The regime’s own data now expose an even deeper social fracture. According to Eghtesad Online on October 7, 2025, the latest Labor Force Survey by Iran’s Statistics Center shows that 41 million people of working age are without jobs, whether unemployed or economically inactive. Only 26.9 million are counted as economically active, meaning less than 38 percent of the working-age population holds employment—mostly in low-income service and informal sectors. Youth unemployment stands at 19 percent, women’s joblessness exceeds 15 percent, and underemployment has risen to 7.6 percent. Even those formally employed are increasingly poor: wages stagnate while inflation above 45 percent has eroded real income, producing a nation of working poor where stable, productive jobs have become the exception rather than the rule.
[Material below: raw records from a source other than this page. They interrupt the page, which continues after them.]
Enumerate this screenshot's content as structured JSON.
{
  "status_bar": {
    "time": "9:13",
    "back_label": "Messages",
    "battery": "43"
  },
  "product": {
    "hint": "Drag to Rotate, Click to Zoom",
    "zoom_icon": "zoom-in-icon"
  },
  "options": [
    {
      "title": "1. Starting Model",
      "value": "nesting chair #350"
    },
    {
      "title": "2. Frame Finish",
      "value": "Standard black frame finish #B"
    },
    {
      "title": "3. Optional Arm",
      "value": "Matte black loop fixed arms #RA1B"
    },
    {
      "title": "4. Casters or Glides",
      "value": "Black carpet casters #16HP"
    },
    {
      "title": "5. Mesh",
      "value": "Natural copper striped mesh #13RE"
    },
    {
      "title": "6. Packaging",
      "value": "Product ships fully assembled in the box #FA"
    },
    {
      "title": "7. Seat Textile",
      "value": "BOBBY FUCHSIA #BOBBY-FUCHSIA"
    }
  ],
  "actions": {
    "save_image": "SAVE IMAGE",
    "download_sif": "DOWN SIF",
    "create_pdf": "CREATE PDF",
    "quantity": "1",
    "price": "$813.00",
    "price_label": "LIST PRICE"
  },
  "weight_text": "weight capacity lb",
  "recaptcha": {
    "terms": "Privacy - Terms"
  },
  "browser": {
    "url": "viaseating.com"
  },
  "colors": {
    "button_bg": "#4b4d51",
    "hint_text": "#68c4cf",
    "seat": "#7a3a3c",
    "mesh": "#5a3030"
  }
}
Between 2017 and 2024, the distance between middle-income families and the poverty threshold shrank by 22 percent, meaning countless formerly stable households now live one paycheck away from destitution.
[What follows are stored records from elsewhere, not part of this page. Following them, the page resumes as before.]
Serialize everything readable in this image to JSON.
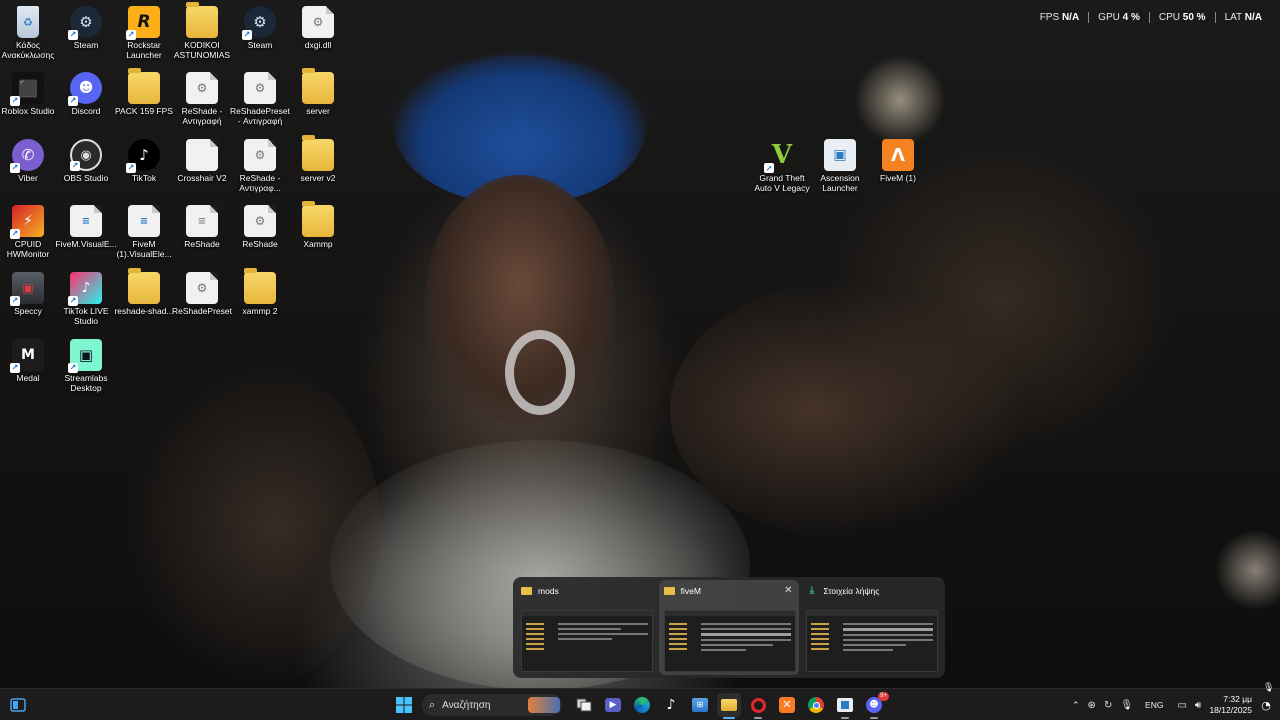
{
  "desktop": {
    "icons": [
      {
        "label": "Κάδος Ανακύκλωσης",
        "icon": "recycle-bin-icon"
      },
      {
        "label": "Steam",
        "icon": "steam-icon"
      },
      {
        "label": "Rockstar Launcher",
        "icon": "rockstar-icon"
      },
      {
        "label": "KODIKOI ASTUNOMIAS",
        "icon": "folder-icon"
      },
      {
        "label": "Steam",
        "icon": "steam-icon"
      },
      {
        "label": "dxgi.dll",
        "icon": "dll-file-icon"
      },
      {
        "label": "Roblox Studio",
        "icon": "roblox-icon"
      },
      {
        "label": "Discord",
        "icon": "discord-icon"
      },
      {
        "label": "PACK 159 FPS",
        "icon": "folder-icon"
      },
      {
        "label": "ReShade - Αντιγραφή",
        "icon": "settings-file-icon"
      },
      {
        "label": "ReShadePreset - Αντιγραφή",
        "icon": "settings-file-icon"
      },
      {
        "label": "server",
        "icon": "folder-icon"
      },
      {
        "label": "Viber",
        "icon": "viber-icon"
      },
      {
        "label": "OBS Studio",
        "icon": "obs-icon"
      },
      {
        "label": "TikTok",
        "icon": "tiktok-icon"
      },
      {
        "label": "Crosshair V2",
        "icon": "document-icon"
      },
      {
        "label": "ReShade - Αντιγραφ...",
        "icon": "settings-file-icon"
      },
      {
        "label": "server v2",
        "icon": "folder-icon"
      },
      {
        "label": "CPUID HWMonitor",
        "icon": "hwmonitor-icon"
      },
      {
        "label": "FiveM.VisualE...",
        "icon": "manifest-file-icon"
      },
      {
        "label": "FiveM (1).VisualEle...",
        "icon": "manifest-file-icon"
      },
      {
        "label": "ReShade",
        "icon": "text-file-icon"
      },
      {
        "label": "ReShade",
        "icon": "settings-file-icon"
      },
      {
        "label": "Xammp",
        "icon": "folder-icon"
      },
      {
        "label": "Speccy",
        "icon": "speccy-icon"
      },
      {
        "label": "TikTok LIVE Studio",
        "icon": "tiktok-live-icon"
      },
      {
        "label": "reshade-shad...",
        "icon": "folder-icon"
      },
      {
        "label": "ReShadePreset",
        "icon": "settings-file-icon"
      },
      {
        "label": "xammp 2",
        "icon": "folder-icon"
      },
      {
        "label": "Medal",
        "icon": "medal-icon"
      },
      {
        "label": "Streamlabs Desktop",
        "icon": "streamlabs-icon"
      },
      {
        "label": "Grand Theft Auto V Legacy",
        "icon": "gta-v-icon"
      },
      {
        "label": "Ascension Launcher",
        "icon": "ascension-icon"
      },
      {
        "label": "FiveM (1)",
        "icon": "fivem-icon"
      }
    ]
  },
  "stats": {
    "fps_label": "FPS",
    "fps_value": "N/A",
    "gpu_label": "GPU",
    "gpu_value": "4 %",
    "cpu_label": "CPU",
    "cpu_value": "50 %",
    "lat_label": "LAT",
    "lat_value": "N/A"
  },
  "thumbnails": [
    {
      "title": "mods",
      "icon": "folder-icon"
    },
    {
      "title": "fiveM",
      "icon": "folder-icon",
      "close": "✕"
    },
    {
      "title": "Στοιχεία λήψης",
      "icon": "download-icon"
    }
  ],
  "taskbar": {
    "search_placeholder": "Αναζήτηση",
    "language": "ENG",
    "time": "7:32 μμ",
    "date": "18/12/2025",
    "discord_badge": "9+"
  }
}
This deterioration is starkly visible in basic nutrition. Parliamentary research shows that by 2022, over half of Iranians consumed fewer than 2,100 calories per day. With poverty now at 36 percent and food inflation soaring — 41 percent for food in early 2025 and 57.9 percent by late summer — this figure has undoubtedly worsened. Prices for staple goods have exploded: beans up 250 percent, chicken over 50 percent, and Iranian rice tripled in cost. Many families who once gave up red meat can no longer afford poultry or legumes, increasing the risk of malnutrition and long-term health crises.
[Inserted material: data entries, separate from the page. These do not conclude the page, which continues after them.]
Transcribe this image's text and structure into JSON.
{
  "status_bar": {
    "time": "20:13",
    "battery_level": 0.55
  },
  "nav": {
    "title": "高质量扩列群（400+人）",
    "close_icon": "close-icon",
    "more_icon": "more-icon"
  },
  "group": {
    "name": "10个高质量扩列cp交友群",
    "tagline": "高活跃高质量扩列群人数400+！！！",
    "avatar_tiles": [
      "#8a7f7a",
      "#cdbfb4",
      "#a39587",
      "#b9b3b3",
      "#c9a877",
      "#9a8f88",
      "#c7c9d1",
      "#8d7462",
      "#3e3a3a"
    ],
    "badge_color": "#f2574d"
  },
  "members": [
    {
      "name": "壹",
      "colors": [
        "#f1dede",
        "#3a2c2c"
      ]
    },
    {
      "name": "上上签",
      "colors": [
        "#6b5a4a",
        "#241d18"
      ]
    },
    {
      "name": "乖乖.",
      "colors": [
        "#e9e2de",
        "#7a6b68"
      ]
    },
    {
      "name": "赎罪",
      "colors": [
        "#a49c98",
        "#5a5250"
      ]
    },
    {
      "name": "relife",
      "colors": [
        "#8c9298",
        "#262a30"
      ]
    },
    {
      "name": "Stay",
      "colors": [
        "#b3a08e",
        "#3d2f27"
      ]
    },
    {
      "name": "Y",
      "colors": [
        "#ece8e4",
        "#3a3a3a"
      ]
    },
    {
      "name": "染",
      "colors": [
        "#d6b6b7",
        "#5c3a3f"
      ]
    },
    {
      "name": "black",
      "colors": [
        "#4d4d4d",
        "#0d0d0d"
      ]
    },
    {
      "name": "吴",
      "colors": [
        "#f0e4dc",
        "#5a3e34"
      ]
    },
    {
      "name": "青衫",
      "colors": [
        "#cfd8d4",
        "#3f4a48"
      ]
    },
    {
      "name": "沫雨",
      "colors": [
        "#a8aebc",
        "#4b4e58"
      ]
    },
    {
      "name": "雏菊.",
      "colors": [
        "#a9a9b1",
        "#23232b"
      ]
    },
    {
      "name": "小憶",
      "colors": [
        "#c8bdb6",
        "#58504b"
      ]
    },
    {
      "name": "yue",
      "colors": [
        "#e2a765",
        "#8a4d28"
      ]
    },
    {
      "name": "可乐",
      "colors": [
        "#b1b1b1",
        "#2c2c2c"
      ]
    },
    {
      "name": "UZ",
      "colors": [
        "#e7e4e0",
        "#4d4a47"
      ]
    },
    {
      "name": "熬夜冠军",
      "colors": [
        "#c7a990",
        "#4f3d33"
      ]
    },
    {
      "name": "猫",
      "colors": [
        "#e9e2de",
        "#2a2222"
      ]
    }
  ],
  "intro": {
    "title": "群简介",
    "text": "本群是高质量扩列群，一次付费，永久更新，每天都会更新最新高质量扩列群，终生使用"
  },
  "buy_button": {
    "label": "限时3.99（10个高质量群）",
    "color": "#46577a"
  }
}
Denial, Manipulation, and the Regime’s Political Agenda

Economic and labor figures across Iran have denounced the government’s manipulation of poverty statistics. Hossein Kamali, secretary-general of the Islamic Labor Party, stated that “changing the measurement tools does not erase poverty.” The so-called poverty line, he added, “fails to account for real living costs and ignores entire groups — workers, pensioners, children, and elderly women — who are being crushed by inflation.”

In rural and marginalized urban areas, 40 to 50 percent of the population lives below the poverty line. Children are increasingly deprived of education and nutrition, and elderly citizens struggle to access healthcare. What remains of Iran’s middle class is rapidly collapsing, turning poverty from an economic condition into a social catastrophe.

While regime-linked economists point to a slight improvement in the Gini coefficient — a measure of inequality — this “improvement” merely reflects the fact that everyone has become poorer, not that the poor have grown wealthier.

A “Line of Death,” Not Poverty

Ultimately, the government’s declared poverty line is not an indicator of economic policy but an instrument of denial. Behind these numbers lies a brutal truth: millions of Iranians go to bed hungry, children are forced out of school, and the elderly suffer without medical care.

Skyrocketing rents (over 40 percent annual increase), failed welfare programs, and ongoing political crises have made poverty a structural feature of life under the clerical regime. Yet, instead of addressing the causes, Khamenei’s regime hides behind fabricated statistics — an attempt to disguise the collapse of a system that has long abandoned its people.

In today’s Iran, the “poverty line” no longer marks the limit of economic survival. It marks the moral and political bankruptcy of a regime that sustains itself by sacrificing the welfare of an entire nation.